Written by: Karen Suhaka | June 14, 2020

Thank you to Jeff Steinman at Phone2Action for this excellent suggestion of year to year activity levels for a topic for analysis

As a starting place for our analysis, let us recall legislative activity is cyclic. Here’s monthly activity for the last several years:

These counts include all 50 states, Congress, and the DC City Council. You can see when you aggregate the whole country together you get a distinct two year cycle. You can also start to see 2020 looks a little different. Let’s compare 2020 to 2018 on a daily scale to take a closer look. First, the number of bills introduced each day:

Note I shifted the days slightly to get weekends to match up so the dates are only approximate on this chart and the following two charts. You can see that activity was similar overall, though 2020 got off to a slightly slower start the total bills were about the same up until March, and which point things start to diverge, first with a marked increase in activity and then almost no activity as the legislatures suspended. It will be interesting to see at the end of the year. Right now the total count of bills introduced this year is just over 75k vs about 80k by this time in 2018.

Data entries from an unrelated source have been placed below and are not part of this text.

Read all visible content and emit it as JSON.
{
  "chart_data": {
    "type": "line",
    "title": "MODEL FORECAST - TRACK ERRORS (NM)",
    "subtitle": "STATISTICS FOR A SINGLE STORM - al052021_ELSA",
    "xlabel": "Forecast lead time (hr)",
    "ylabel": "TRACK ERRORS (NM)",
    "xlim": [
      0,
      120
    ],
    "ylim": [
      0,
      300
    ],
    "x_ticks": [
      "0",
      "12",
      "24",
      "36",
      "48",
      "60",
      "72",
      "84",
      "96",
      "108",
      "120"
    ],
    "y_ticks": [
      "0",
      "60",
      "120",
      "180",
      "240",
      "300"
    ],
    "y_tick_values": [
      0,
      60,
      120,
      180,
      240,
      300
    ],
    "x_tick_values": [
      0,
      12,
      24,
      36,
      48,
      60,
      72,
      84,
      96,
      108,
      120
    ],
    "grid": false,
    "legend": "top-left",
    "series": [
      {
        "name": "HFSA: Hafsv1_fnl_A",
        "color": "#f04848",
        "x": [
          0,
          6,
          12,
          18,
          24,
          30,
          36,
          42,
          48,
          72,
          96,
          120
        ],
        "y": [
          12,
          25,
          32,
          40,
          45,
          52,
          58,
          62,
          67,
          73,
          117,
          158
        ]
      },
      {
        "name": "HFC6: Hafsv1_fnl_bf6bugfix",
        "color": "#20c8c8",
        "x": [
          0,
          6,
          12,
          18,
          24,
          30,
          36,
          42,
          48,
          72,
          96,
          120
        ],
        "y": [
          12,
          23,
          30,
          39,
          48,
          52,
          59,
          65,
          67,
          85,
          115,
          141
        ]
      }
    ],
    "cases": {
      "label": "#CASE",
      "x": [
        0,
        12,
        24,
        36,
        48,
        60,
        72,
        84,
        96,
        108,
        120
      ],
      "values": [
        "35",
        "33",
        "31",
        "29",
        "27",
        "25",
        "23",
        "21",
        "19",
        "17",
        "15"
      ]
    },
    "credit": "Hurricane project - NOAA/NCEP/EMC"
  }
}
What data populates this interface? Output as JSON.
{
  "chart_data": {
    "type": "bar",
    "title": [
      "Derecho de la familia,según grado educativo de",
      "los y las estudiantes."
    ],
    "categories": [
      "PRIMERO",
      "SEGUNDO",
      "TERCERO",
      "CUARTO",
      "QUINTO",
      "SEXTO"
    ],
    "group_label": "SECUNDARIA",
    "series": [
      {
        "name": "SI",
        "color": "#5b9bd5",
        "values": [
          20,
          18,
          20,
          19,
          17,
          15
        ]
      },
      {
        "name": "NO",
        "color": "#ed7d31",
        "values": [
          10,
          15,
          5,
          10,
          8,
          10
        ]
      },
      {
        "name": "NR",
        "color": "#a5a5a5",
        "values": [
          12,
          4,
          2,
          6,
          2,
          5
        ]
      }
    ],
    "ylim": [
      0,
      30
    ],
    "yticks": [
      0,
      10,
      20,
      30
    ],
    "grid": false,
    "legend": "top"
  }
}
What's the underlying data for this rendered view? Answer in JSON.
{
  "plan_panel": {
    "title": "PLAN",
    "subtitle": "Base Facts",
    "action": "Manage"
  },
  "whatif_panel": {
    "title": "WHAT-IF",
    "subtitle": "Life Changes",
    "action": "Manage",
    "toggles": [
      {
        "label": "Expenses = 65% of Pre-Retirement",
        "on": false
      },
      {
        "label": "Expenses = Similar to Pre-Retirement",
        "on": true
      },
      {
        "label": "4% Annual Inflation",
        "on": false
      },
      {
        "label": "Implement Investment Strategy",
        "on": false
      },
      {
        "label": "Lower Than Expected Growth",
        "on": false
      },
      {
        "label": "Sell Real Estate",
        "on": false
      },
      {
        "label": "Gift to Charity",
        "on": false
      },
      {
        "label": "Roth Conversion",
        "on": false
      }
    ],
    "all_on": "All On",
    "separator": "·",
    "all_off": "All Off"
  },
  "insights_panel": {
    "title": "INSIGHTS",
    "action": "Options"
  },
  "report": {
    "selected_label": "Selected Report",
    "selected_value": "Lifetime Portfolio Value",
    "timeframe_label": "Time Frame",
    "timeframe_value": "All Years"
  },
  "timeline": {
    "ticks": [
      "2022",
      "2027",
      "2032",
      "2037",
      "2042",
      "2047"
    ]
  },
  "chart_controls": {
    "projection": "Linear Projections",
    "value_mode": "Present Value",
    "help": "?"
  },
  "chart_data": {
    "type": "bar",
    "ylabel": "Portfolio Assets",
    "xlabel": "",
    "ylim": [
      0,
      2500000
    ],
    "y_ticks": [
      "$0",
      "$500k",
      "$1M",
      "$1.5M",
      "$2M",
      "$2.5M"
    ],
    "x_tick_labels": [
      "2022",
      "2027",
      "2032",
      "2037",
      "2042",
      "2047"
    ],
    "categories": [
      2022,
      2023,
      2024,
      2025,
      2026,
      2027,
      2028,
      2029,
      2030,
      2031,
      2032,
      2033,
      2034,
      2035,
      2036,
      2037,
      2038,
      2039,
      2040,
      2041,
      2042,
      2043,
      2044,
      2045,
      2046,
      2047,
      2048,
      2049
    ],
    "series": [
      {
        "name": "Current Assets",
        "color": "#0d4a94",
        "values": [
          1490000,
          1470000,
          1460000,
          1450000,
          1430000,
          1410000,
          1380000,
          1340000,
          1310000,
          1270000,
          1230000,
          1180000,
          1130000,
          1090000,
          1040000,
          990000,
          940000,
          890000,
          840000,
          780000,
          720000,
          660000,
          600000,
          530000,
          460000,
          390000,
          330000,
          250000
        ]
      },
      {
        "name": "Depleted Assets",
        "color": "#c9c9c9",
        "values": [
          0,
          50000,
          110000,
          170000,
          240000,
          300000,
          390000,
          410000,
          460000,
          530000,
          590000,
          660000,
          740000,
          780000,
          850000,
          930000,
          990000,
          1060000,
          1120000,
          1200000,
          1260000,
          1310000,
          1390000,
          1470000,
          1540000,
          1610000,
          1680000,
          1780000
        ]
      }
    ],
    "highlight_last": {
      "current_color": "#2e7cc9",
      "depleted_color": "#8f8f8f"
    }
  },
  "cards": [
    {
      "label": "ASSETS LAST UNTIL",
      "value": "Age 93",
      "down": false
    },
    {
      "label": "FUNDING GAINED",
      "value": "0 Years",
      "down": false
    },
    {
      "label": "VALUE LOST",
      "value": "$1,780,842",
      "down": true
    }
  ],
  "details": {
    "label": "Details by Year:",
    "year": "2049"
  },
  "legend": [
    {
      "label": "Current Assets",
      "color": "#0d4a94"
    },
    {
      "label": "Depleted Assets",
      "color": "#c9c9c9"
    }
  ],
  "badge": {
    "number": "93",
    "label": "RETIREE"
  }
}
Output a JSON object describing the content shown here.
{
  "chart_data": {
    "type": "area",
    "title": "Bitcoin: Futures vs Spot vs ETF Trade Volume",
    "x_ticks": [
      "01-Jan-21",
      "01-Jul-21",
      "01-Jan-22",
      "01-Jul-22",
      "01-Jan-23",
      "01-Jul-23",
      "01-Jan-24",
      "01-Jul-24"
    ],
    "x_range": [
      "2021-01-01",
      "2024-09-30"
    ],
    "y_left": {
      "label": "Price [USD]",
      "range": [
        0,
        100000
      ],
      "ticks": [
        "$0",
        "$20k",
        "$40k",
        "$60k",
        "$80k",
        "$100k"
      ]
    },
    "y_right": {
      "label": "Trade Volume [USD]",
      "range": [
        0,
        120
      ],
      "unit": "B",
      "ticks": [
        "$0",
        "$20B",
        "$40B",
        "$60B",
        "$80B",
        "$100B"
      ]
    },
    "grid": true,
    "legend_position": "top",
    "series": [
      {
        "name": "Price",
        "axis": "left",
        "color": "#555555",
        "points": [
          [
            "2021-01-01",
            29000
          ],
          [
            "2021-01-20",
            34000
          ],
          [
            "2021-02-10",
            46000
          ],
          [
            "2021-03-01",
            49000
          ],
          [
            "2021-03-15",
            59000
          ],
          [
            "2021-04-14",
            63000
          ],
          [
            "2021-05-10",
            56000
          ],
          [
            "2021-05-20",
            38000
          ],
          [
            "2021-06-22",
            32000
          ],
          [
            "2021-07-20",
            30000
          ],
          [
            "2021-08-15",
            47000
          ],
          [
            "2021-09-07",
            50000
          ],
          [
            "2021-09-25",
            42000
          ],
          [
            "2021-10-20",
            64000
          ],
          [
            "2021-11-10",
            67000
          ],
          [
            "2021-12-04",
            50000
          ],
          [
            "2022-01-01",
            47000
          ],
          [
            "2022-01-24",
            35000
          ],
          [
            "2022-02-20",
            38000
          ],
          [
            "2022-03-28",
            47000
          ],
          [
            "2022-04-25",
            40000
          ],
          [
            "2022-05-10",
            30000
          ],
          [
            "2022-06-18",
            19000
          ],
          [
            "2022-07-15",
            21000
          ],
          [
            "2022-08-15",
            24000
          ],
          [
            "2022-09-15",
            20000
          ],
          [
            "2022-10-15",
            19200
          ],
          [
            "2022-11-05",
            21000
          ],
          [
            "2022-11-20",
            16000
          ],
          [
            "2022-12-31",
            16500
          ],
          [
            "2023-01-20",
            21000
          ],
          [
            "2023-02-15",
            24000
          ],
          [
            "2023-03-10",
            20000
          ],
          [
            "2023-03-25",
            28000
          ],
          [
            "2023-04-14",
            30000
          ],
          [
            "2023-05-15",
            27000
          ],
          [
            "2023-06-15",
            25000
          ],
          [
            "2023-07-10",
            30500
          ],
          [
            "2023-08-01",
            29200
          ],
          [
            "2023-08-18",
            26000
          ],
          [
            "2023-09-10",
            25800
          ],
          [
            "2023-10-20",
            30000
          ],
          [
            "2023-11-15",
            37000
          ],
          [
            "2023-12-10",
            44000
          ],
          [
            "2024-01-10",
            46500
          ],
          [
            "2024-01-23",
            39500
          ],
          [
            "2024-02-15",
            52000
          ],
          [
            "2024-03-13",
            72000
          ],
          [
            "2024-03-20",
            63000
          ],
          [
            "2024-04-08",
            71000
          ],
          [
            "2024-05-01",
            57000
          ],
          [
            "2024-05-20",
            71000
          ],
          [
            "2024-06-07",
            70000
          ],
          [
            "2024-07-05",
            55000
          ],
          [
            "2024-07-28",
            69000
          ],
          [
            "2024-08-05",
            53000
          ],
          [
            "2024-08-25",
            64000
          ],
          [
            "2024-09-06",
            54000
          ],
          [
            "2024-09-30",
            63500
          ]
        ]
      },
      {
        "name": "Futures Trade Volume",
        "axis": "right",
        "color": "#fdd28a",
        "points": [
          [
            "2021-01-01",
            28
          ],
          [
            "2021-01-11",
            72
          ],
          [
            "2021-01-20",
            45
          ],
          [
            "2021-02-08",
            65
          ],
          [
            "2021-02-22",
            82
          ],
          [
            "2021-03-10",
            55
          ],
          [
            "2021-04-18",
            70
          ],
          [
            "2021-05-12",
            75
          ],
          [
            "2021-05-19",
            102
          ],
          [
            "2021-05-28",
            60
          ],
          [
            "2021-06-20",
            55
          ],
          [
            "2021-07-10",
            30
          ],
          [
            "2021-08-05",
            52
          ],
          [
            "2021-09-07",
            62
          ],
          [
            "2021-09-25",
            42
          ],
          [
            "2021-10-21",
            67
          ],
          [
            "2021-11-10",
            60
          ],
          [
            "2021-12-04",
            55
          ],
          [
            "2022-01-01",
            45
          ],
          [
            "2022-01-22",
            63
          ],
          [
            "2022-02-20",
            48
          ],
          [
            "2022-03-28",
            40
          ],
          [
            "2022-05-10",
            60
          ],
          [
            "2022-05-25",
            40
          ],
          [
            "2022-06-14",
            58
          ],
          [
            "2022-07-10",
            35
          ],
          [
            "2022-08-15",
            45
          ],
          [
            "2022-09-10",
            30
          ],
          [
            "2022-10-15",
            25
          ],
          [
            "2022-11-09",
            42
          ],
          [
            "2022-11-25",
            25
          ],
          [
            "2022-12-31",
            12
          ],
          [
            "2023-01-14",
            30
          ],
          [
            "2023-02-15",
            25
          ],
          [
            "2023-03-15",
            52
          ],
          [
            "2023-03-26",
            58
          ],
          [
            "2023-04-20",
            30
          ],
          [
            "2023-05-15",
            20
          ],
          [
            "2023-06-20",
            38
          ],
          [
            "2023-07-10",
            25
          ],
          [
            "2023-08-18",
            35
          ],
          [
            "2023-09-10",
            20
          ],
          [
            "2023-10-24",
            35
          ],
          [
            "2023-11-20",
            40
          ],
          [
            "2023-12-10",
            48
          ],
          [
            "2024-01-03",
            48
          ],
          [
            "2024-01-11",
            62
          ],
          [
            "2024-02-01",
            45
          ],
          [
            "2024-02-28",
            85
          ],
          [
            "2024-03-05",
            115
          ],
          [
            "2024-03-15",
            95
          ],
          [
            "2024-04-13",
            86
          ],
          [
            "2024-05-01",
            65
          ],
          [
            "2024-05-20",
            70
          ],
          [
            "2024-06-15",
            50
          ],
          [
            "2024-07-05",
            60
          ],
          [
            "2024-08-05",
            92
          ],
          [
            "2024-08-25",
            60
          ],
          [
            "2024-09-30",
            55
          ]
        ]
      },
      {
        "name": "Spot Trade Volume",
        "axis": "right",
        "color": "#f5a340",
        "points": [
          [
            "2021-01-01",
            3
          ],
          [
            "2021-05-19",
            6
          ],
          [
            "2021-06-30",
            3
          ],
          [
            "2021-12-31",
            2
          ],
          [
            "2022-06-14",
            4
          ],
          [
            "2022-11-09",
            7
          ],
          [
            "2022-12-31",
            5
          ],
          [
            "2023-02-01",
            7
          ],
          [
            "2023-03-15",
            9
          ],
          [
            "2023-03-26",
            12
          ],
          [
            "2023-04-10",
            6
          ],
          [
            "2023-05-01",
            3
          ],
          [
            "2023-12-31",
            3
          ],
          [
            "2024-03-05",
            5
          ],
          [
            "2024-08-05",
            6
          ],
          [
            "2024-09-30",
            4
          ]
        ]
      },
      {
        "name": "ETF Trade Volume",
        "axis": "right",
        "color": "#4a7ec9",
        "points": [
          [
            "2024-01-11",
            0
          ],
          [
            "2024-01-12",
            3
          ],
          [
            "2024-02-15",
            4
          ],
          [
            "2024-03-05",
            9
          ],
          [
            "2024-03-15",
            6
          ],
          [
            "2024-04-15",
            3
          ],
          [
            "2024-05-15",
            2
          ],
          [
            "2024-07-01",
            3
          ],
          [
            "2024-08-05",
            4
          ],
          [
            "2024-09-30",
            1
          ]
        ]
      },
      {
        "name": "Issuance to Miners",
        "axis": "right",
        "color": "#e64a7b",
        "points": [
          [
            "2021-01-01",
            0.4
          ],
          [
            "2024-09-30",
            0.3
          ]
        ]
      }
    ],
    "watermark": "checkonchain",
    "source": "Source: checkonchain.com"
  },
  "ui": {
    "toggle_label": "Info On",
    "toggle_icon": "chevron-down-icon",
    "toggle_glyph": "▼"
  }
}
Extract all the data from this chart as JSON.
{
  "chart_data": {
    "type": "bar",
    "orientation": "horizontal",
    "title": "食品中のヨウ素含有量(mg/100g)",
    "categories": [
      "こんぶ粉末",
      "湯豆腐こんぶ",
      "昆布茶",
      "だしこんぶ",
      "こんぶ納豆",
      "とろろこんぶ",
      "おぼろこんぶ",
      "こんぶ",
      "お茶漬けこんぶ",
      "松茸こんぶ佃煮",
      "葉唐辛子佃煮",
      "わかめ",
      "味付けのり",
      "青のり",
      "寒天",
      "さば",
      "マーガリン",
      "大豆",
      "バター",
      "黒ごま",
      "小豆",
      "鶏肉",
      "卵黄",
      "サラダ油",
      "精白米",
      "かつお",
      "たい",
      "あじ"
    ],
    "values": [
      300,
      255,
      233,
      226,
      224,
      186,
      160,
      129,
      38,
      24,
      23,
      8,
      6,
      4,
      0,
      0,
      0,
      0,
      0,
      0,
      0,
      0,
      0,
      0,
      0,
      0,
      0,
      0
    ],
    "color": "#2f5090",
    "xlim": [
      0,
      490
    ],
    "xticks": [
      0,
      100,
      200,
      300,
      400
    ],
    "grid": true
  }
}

The impact on daily activity, measured by the count of actions taking place each day, is even more dramatic:

Here again we see a slight increase in activity leading up to March, followed by a dramatic fall, which was hard not to notice while it was going on. The spike of activity as state resumed their sessions is not surprising. I expect activity to stay at an elevated level through June and possibly sporadically over the summer.

And now finally let’s take a look at the total count of votes held every day:

Here you can see an even larger spike before the shutdown and almost a complete stop to business being done in April. Voting activity will likely also stay at a higher level than usual through June and then into the summer as the states reconvene over budget, voting, and other urgent pandemic and economic related issues.

We’ve compiled some resources here to help you keep up with all these changes. Personally, in addition to everything else, this break in our normal legislative rhythm has been quite disorienting.